De Madison à Djanet : ou la perpétuelle errance
« Je ne sais pas si tu es en moi ou si je suis en toi, ou si tu m'appartiens. Une chose est sûre, je ne veux pas te posséder ». Rien de cela ne me séduit. « Je pense que nous sommes tous les deux à l'intérieur d'un autre être que nous avons créé et qui s'appelle "nous".
« En fait, nous ne sommes pas vraiment à l'intérieur de cet être. Nous sommes cet être. Nous nous sommes tous les deux perdus et nous avons créé autre chose, quelque chose qui existe seulement comme une fusion de nous deux ».
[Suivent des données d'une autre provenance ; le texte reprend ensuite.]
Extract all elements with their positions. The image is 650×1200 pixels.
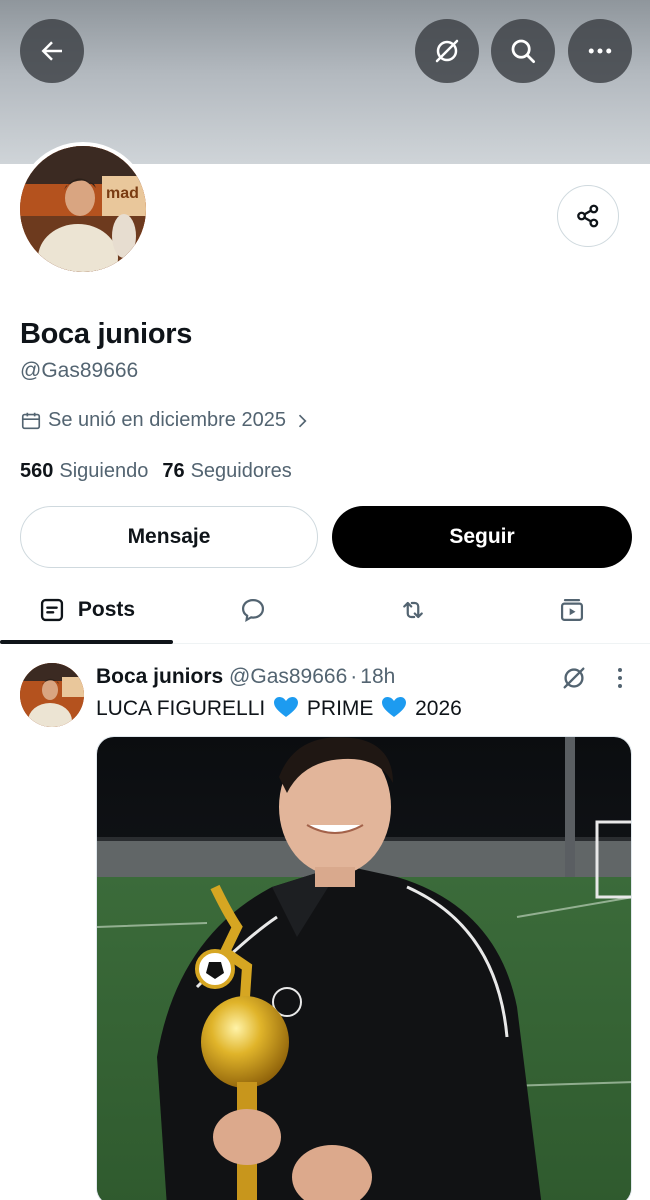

« Bien que (nous ne soyons) plus jamais (re) parlé, revu ou rencontré, nous sommes restés liés l'un à l'autre aussi profondément que deux personnes peuvent l'être. Je ne peux pas trouver les mots pour l'exprimer avec justesse. C'est (le « Tassili » de Djanet) qui l'a le mieux formulé quand il m'a susurré que nous avions cessé d'être deux (personnes) distinctes pour devenir une troisième personne formée de nous deux. Ni (toi) ni moi n'avons plus désormais existé sans cette troisième personne. Et celle-ci a été condamnée à errer sans fin » dans le temps qui nous érode et l’immensité des « regs » calcinés qui s’expose à mes yeux.
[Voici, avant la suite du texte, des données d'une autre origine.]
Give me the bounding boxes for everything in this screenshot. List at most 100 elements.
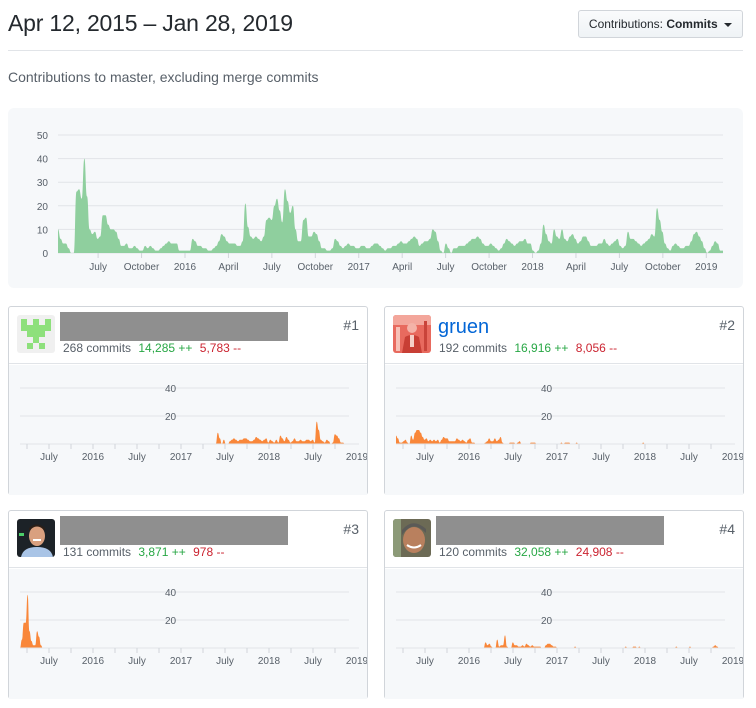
x-tick-label: July xyxy=(263,262,281,273)
x-tick-label: 2017 xyxy=(170,656,193,667)
y-tick-label: 0 xyxy=(42,249,48,260)
commit-count[interactable]: 120 commits xyxy=(439,545,507,559)
x-tick-label: July xyxy=(416,656,434,667)
x-tick-label: 2016 xyxy=(458,452,481,463)
x-tick-label: 2018 xyxy=(634,656,657,667)
y-tick-label: 40 xyxy=(37,155,49,166)
y-tick-label: 20 xyxy=(165,616,177,627)
x-tick-label: July xyxy=(89,262,107,273)
contributor-chart: 20 40 July 2016 July 2017 July 2018 July 2019 xyxy=(385,569,745,699)
x-tick-label: October xyxy=(645,262,681,273)
x-tick-label: July xyxy=(40,656,58,667)
avatar[interactable] xyxy=(17,315,55,353)
deletions-count: 978 -- xyxy=(193,545,225,559)
y-tick-label: 40 xyxy=(165,384,177,395)
additions-count: 3,871 ++ xyxy=(138,545,186,559)
select-value: Commits xyxy=(666,17,718,31)
x-tick-label: July xyxy=(416,452,434,463)
x-tick-label: April xyxy=(218,262,238,273)
x-tick-label: July xyxy=(611,262,629,273)
x-tick-label: 2017 xyxy=(546,452,569,463)
y-tick-label: 40 xyxy=(541,384,553,395)
y-tick-label: 40 xyxy=(165,588,177,599)
select-label: Contributions: xyxy=(588,17,663,31)
x-tick-label: 2018 xyxy=(258,452,281,463)
deletions-count: 24,908 -- xyxy=(575,545,624,559)
main-chart-svg: 0 10 20 30 40 50 July October 2016 April July Octob… xyxy=(37,131,723,273)
x-tick-label: October xyxy=(471,262,507,273)
x-tick-label: July xyxy=(592,452,610,463)
page-header: Apr 12, 2015 – Jan 28, 2019 Contribution… xyxy=(8,0,743,51)
contributor-header: gruen 192 commits 16,916 ++ 8,056 -- #2 xyxy=(385,307,743,364)
x-tick-label: 2017 xyxy=(546,656,569,667)
contributor-card: 268 commits 14,285 ++ 5,783 -- #1 20 40 Ju… xyxy=(8,306,369,495)
commit-count[interactable]: 268 commits xyxy=(63,341,131,355)
redacted-username xyxy=(60,516,288,545)
contributor-rank: #3 xyxy=(343,521,359,537)
contributor-username-link[interactable]: gruen xyxy=(438,316,489,339)
x-tick-label: 2016 xyxy=(82,656,105,667)
x-tick-label: 2019 xyxy=(346,656,367,667)
commit-count[interactable]: 131 commits xyxy=(63,545,131,559)
y-tick-label: 20 xyxy=(165,412,177,423)
commit-count[interactable]: 192 commits xyxy=(439,341,507,355)
main-contributions-chart: 0 10 20 30 40 50 July October 2016 April July Octob… xyxy=(8,108,743,288)
x-tick-label: July xyxy=(128,656,146,667)
x-tick-label: July xyxy=(437,262,455,273)
x-tick-label: 2018 xyxy=(634,452,657,463)
x-tick-label: July xyxy=(40,452,58,463)
x-tick-label: July xyxy=(304,656,322,667)
contributor-chart-svg: 20 40 July 2016 July 2017 July 2018 July 2019 xyxy=(396,384,745,463)
chart-subtitle: Contributions to master, excluding merge… xyxy=(8,69,319,85)
y-tick-label: 30 xyxy=(37,178,49,189)
contributor-rank: #2 xyxy=(719,317,735,333)
contributor-stats: 268 commits 14,285 ++ 5,783 -- xyxy=(63,341,241,355)
x-tick-label: April xyxy=(566,262,586,273)
additions-count: 32,058 ++ xyxy=(514,545,569,559)
x-tick-label: July xyxy=(216,452,234,463)
contributor-header: 120 commits 32,058 ++ 24,908 -- #4 xyxy=(385,511,743,568)
redacted-username xyxy=(60,312,288,341)
y-tick-label: 50 xyxy=(37,131,49,142)
contributor-rank: #4 xyxy=(719,521,735,537)
contributor-stats: 192 commits 16,916 ++ 8,056 -- xyxy=(439,341,617,355)
avatar[interactable] xyxy=(393,519,431,557)
x-tick-label: 2017 xyxy=(170,452,193,463)
x-tick-label: July xyxy=(680,452,698,463)
x-tick-label: 2017 xyxy=(348,262,371,273)
deletions-count: 8,056 -- xyxy=(575,341,618,355)
x-tick-label: 2019 xyxy=(722,452,743,463)
deletions-count: 5,783 -- xyxy=(199,341,242,355)
y-tick-label: 20 xyxy=(37,202,49,213)
x-tick-label: July xyxy=(504,452,522,463)
contributions-type-select[interactable]: Contributions: Commits xyxy=(577,10,743,38)
x-tick-label: April xyxy=(392,262,412,273)
contributor-stats: 131 commits 3,871 ++ 978 -- xyxy=(63,545,224,559)
y-tick-label: 10 xyxy=(37,225,49,236)
contributor-rank: #1 xyxy=(343,317,359,333)
x-tick-label: 2018 xyxy=(258,656,281,667)
contributor-header: 131 commits 3,871 ++ 978 -- #3 xyxy=(9,511,367,568)
x-tick-label: July xyxy=(680,656,698,667)
contributor-chart-svg: 20 40 July 2016 July 2017 July 2018 July 2019 xyxy=(20,588,369,667)
contributor-commits-area xyxy=(20,594,349,648)
contributor-stats: 120 commits 32,058 ++ 24,908 -- xyxy=(439,545,624,559)
x-tick-label: July xyxy=(128,452,146,463)
x-tick-label: 2019 xyxy=(346,452,367,463)
avatar[interactable] xyxy=(393,315,431,353)
caret-down-icon xyxy=(724,22,732,27)
contributor-chart-svg: 20 40 July 2016 July 2017 July 2018 July 2019 xyxy=(396,588,745,667)
date-range-title: Apr 12, 2015 – Jan 28, 2019 xyxy=(8,10,293,36)
identicon-avatar-icon xyxy=(17,315,55,353)
contributor-chart: 20 40 July 2016 July 2017 July 2018 July 2019 xyxy=(9,365,369,495)
x-tick-label: 2018 xyxy=(521,262,544,273)
y-tick-label: 20 xyxy=(541,616,553,627)
additions-count: 14,285 ++ xyxy=(138,341,193,355)
contributor-card: gruen 192 commits 16,916 ++ 8,056 -- #2 … xyxy=(384,306,745,495)
x-tick-label: 2019 xyxy=(722,656,743,667)
avatar[interactable] xyxy=(17,519,55,557)
contributor-commits-area xyxy=(396,430,725,444)
contributor-chart: 20 40 July 2016 July 2017 July 2018 July 2019 xyxy=(385,365,745,495)
contributor-chart-svg: 20 40 July 2016 July 2017 July 2018 July 2019 xyxy=(20,384,369,463)
y-tick-label: 40 xyxy=(541,588,553,599)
Mais dans le sillage de ce roman insolent de beauté, à tous les points de vue, et pour clore cette histoire pour le moins tragique, je redécouvre que, depuis la nuit des temps, nous étions la même âme que le temps a fragmenté et que ce dernier ressuscitera en poussière. Nous sommes ce grain de poussière qui n’aura de cesser de s’élever, inexorablement, emporté par les vents, les eaux et les saisons pour habiter les étoiles. C’est notre origine et notre essence, notre genèse et notre destinée.
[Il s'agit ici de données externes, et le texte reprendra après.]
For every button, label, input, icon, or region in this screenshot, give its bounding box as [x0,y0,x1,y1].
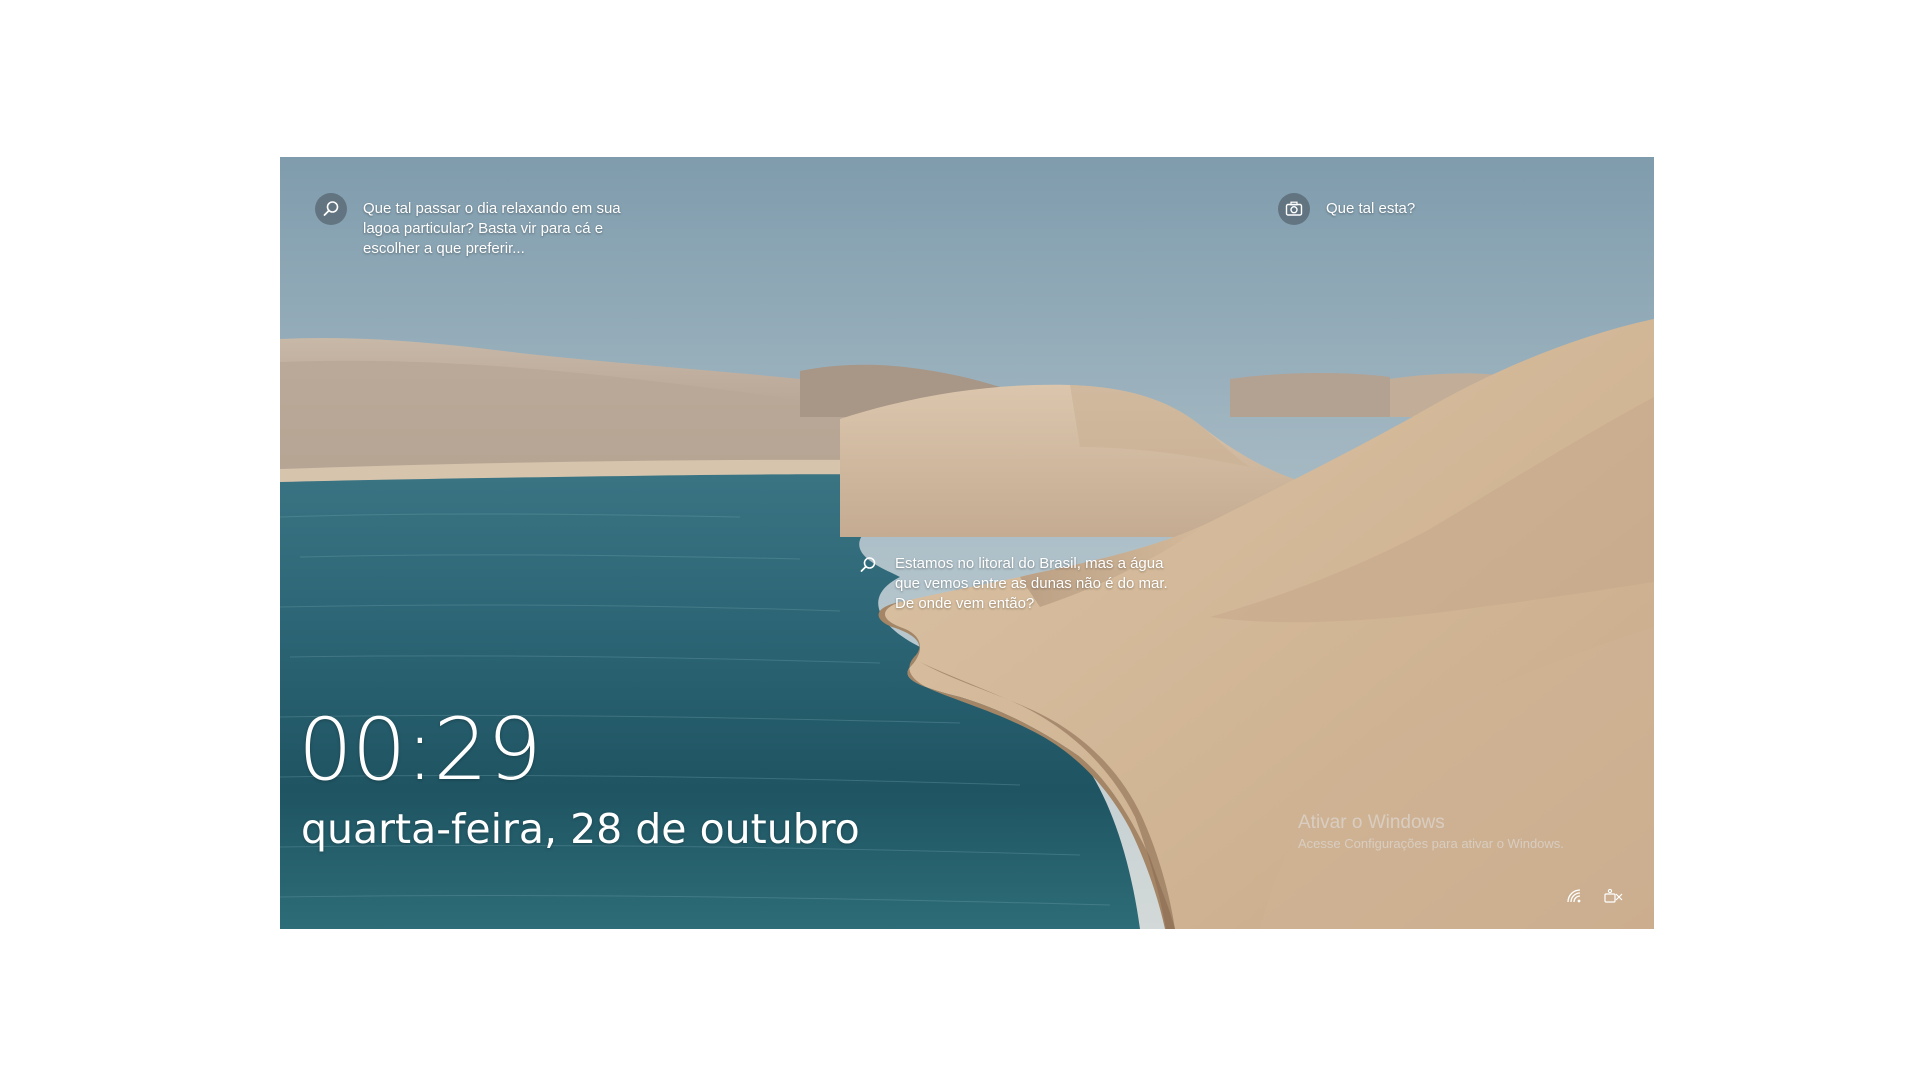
lock-screen-clock: 00:29 [298,700,542,800]
search-icon[interactable] [857,554,879,576]
watermark-subtitle: Acesse Configurações para ativar o Windo… [1298,836,1564,851]
activation-watermark: Ativar o Windows Acesse Configurações pa… [1298,811,1564,853]
hint-text[interactable]: Estamos no litoral do Brasil, mas a água… [895,554,1180,614]
accessibility-icon[interactable] [1604,887,1624,905]
camera-icon[interactable] [1278,193,1310,225]
search-icon[interactable] [315,193,347,225]
spotlight-hint-middle[interactable]: Estamos no litoral do Brasil, mas a água… [857,554,1180,614]
spotlight-hint-top-left[interactable]: Que tal passar o dia relaxando em sua la… [315,193,643,259]
lock-screen-date: quarta-feira, 28 de outubro [301,805,860,853]
spotlight-hint-like[interactable]: Que tal esta? [1278,193,1415,225]
watermark-title: Ativar o Windows [1298,812,1445,833]
hint-text[interactable]: Que tal esta? [1326,199,1415,219]
hint-text[interactable]: Que tal passar o dia relaxando em sua la… [363,199,643,259]
lock-screen[interactable]: Que tal passar o dia relaxando em sua la… [280,157,1654,929]
status-icons [1564,887,1624,905]
wifi-icon[interactable] [1564,887,1584,905]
Je trouve et je retrouve mon bonheur dans cet état de solitude intégral qui, de quelques éphémères et fragmentaires rencontres dans un passé si présent, m’offre ce don souverain qu’est l’Éternité car maintenant, je m’en rends compte, notre Histoire et notre rencontre participent de cette grande fresque et de la grande symphonie du ciel que je retrouve, ici, sculptées sur la les falaises du « Tassili N’Ajjer.
Djanet le 7 décembre 2021. Ressentis à partir du roman de Robert James Waller, « Sur la route de Madison ».